The BIR is reeling from the illicit trade of tobacco in the country, which is among the reasons why the agency is missing its collection target for excise products. This is exacerbated by the transition to vape products, which remains difficult for the agency to regulate.
Amid these challenges, the BIR is looking at the Tobacco Fund to help in its operations and collection goals.
Longing for funding
Just like the NTA, the BIR also has failed to access the Tobacco Fund since its inception in the ‘60s. While the BIR’s parked funds at P32 billion are smaller, no single disbursement has been given either for enforcement or improvement of its detection mechanisms.
Since last year, the agency has been lobbying for at least a portion to be released to improve apprehension activities against illicit tobacco products — a major problem hindering its revenue collection goals, said BIR assistant commissioner Jethro Sabariaga.
In 2023, BIR asked for P600 million from the fund, less than two percent of the total P32 billion. This would have been used for the purchase of vehicles for its field operations, laboratory and monitoring equipment, and for its tracking system. As activities shift to importation, this could also aid in the enforcement of imported articles.

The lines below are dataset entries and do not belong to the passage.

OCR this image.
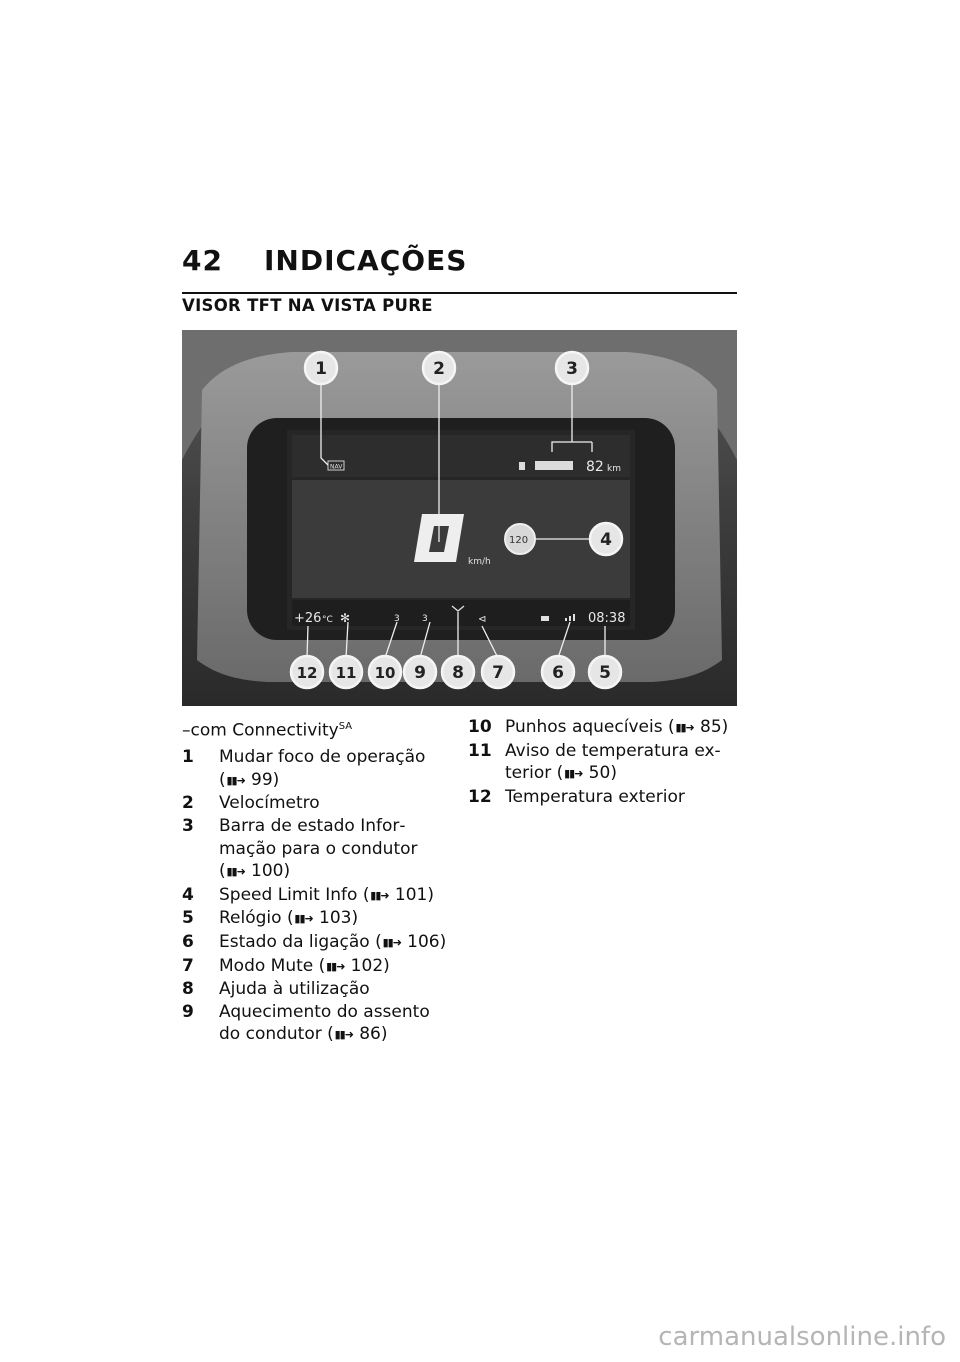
42 INDICAÇÕES
VISOR TFT NA VISTA PURE
NAV	82 km
km/h
120
+26 °C ✻	3 3	⊲	08:38
1	2	3
4
5
6
7
8
9
10
11
12
–com Connectivity$^{SA}$
1 Mudar foco de operação (▮▮➜ 99)
2 Velocímetro
3 Barra de estado Informação para o condutor (▮▮➜ 100)
4 Speed Limit Info (▮▮➜ 101)
5 Relógio (▮▮➜ 103)
6 Estado da ligação (▮▮➜ 106)
7 Modo Mute (▮▮➜ 102)
8 Ajuda à utilização
9 Aquecimento do assento do condutor (▮▮➜ 86)
10 Punhos aquecíveis (▮▮➜ 85)
11 Aviso de temperatura exterior (▮▮➜ 50)
12 Temperatura exterior
carmanualsonline.info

Unfortunately, not a single centavo was handed out to the BIR.
“With the enormity of the numbers at P32 billion, why are we not capacitating the agencies? The fact that nothing is being released or used—there lies the problem,” Sabariaga told The STAR.
Under the law, the fund was designed to help enhance the efficiency of government agencies while assisting farmers in improving their livelihood.
“Nation-building and enhanced regulation go hand in hand,” said economist Julieta Delos Reyes of the University of the Philippines – Los Baños.
“By addressing the illicit tobacco trade, we are not only protecting our citizens but also strengthening our economy and ensuring a prosperous future for generations to come,” she also said.
It is not the first time that concerned agencies such as the NTA and the BIR, as well as local government units, have called for the release of the Tobacco Fund.
During the Aquino administration, former BIR commissioner Kim Henares supposedly lobbied to tap the fund but to no avail.
Unresolved ‘mystery’
It remains a mystery for Sabariaga why the government, under the past eight administrations, has not addressed the matter, especially at times when the industry faced a plethora of challenges such as rampant smuggling and the growing popularity of alternative tobacco products coupled with farmers’ woes of lack of capital and technical support.
Sabariaga can only guess: It’s a highly political matter.
“That’s the official statement that you can see from history. The fact that it’s been there for so long, nothing has been spent. That’s political,” he said.
Tobacco belongs to what the BIR calls the “three products that do harm” alongside alcohol and sugar-sweetened beverages. Taxes for these sin products were raised to fund the Universal Health Care Law that would supposedly give every Filipino access to more comprehensive health care services.
Oddly enough, the country wanted to bring down tobacco use prevalence by increasing taxes, and yet the government is also expecting higher revenues from the sin products.
Once you cut down on tobacco production and usage, where do you now get the resources to fund rising medical costs?
Sadly, Sabariaga said the Philippines has long been half-hearted on this matter. Politically and behaviorally, the country is a fence-sitter who cannot make up its mind and instead sticks to being neutral on an issue.
“The government should really take a hard stance on being a regulator. The shameful tag that we are getting is that we are a ‘cuddler’ of this industry because we are half-hearted. Because, admittedly, we are a poor country and we need the revenues,” Sabariaga said.